Now CNN is telling the public that official documents available at the time reveals that China was not truthful about the real picture of the whole situation. According to a report marked “internal document, please keep confidential,” Hubei – where the new virus was initially spotted – had a list that said they had “a total of 5,918 newly detected cases on February 10, more than double the official public number of confirmed cases,” wrote CNN.

The shocking revelation is just one of the many found in the 117-page leaked documents obtained from the Hubei Provincial Center for Disease Control and Prevention.

Although China has repeatedly been accused of lying by United States and other western countries but officials have often defended that they are fully transparent about the virus and how they deal with i. However, the recently-leaked official files are confirming otherwise.

According to CNN:

“One of the more striking data points concerns the slowness with which local Covid-19 patients were diagnosed. Even as authorities in Hubei presented their handling of the initial outbreak to the public as efficient and transparent, the documents show that local health officials were reliant on flawed testing and reporting mechanisms. A report in the documents from early March says the average time between the onset of symptoms to confirmed diagnosis was 23.3 days, which experts have told CNN would have significantly hampered steps to both monitor and combat the disease.”
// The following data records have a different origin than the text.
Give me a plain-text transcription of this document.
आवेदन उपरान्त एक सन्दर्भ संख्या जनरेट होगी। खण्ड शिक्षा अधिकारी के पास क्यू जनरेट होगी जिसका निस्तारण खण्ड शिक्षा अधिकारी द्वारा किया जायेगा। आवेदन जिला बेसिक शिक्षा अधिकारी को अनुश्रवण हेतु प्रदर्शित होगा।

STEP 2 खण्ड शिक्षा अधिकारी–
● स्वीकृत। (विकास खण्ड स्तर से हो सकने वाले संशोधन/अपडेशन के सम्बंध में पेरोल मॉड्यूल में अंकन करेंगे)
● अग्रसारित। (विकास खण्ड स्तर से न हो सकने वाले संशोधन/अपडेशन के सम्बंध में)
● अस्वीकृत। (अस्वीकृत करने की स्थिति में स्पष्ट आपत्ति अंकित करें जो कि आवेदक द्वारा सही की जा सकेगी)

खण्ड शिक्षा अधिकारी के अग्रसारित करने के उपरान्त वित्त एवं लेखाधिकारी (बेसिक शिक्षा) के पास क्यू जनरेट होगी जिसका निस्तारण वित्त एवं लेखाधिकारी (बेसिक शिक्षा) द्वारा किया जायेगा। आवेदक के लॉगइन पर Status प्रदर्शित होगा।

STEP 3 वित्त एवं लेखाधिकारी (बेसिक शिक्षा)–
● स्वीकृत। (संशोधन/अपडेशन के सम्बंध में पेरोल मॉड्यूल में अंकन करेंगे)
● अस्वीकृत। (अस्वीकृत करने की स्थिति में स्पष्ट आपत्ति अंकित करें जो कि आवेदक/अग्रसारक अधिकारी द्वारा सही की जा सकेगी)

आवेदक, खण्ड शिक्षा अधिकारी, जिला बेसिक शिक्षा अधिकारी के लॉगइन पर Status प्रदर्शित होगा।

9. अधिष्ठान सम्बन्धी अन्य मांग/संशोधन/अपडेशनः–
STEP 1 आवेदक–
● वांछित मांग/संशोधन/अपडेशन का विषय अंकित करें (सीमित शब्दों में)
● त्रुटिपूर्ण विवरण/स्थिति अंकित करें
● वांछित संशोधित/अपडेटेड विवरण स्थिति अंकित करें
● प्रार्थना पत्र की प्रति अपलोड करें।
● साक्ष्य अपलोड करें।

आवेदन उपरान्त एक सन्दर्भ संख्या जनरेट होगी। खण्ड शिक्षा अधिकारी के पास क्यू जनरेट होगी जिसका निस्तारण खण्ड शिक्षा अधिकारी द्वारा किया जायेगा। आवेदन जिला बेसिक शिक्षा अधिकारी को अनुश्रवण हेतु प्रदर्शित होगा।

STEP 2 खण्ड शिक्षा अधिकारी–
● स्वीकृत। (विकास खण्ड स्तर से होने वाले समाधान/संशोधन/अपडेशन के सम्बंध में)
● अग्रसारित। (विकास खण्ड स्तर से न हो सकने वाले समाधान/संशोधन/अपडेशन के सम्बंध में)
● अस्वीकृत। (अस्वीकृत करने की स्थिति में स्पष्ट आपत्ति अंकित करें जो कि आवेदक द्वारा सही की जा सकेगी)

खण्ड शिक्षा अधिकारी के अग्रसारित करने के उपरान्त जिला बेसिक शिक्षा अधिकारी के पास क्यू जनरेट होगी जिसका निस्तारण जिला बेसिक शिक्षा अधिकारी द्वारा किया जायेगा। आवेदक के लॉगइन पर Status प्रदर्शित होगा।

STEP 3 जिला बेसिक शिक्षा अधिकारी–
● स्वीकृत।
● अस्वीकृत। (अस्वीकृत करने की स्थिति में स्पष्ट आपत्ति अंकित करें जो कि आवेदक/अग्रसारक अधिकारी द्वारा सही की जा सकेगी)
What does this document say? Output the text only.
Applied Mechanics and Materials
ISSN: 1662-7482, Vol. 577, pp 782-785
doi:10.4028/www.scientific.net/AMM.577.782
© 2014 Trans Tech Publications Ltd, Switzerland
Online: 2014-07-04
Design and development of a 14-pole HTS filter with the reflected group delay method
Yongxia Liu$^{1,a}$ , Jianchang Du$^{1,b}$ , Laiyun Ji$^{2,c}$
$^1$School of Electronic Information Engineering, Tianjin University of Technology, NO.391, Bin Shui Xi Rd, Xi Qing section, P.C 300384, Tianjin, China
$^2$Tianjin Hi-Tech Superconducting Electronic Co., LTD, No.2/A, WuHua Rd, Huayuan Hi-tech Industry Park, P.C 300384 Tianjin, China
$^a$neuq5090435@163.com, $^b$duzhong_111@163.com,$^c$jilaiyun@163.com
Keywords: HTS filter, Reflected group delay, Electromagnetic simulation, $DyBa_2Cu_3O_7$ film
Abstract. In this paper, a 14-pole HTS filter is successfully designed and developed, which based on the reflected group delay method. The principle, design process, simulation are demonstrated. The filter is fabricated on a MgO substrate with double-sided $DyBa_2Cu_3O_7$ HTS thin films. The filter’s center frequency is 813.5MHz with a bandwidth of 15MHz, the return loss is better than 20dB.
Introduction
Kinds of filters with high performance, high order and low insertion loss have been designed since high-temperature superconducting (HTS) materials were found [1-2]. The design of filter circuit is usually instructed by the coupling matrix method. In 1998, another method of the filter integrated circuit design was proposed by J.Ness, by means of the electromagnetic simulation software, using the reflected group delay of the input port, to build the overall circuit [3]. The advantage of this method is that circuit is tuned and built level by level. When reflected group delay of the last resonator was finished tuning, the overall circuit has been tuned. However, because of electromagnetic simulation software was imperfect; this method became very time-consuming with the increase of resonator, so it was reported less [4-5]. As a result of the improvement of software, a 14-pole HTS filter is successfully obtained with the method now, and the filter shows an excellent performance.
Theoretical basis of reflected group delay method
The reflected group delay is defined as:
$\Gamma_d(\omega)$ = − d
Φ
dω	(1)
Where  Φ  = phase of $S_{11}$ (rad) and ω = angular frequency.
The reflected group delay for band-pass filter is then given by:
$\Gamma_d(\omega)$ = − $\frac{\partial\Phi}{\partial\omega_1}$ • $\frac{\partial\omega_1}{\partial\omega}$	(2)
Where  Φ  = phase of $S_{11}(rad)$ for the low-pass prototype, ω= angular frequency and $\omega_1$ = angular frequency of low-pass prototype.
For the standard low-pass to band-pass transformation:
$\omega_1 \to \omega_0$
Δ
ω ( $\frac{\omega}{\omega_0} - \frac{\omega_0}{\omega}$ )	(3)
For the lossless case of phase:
Council on Foreign Relations global health senior fellow Yanzhong Huang pointed out:

“It was clear they did make mistakes — and not just mistakes that happen when you’re dealing with a novel virus — also bureaucratic and politically-motivated errors in how they handled it.”

Huang, who has personally reviewed the documents and verified their authenticity, also said about the February 10 reports:

“The numbers they were giving out were conservative, and this reflects how confusing, complex and chaotic the situation was.”

Meanwhile, Vanderbelt University infectious diseases professor William Schaffner also said that officials in China “seemed actually to minimize the impact of the epidemic at any moment in time.”

He further explained:

“To include patients who were suspected of having the infection obviously would have expanded the size of outbreak and would have given, I think, a truer appreciation of the nature of the infection and its size.”

In March, South China Morning Post shared a study by Chinese doctors claiming that about 60% of Covid-19 patients “were not reported to authorities” including those who were “asymptomatic or had very mild symptoms.”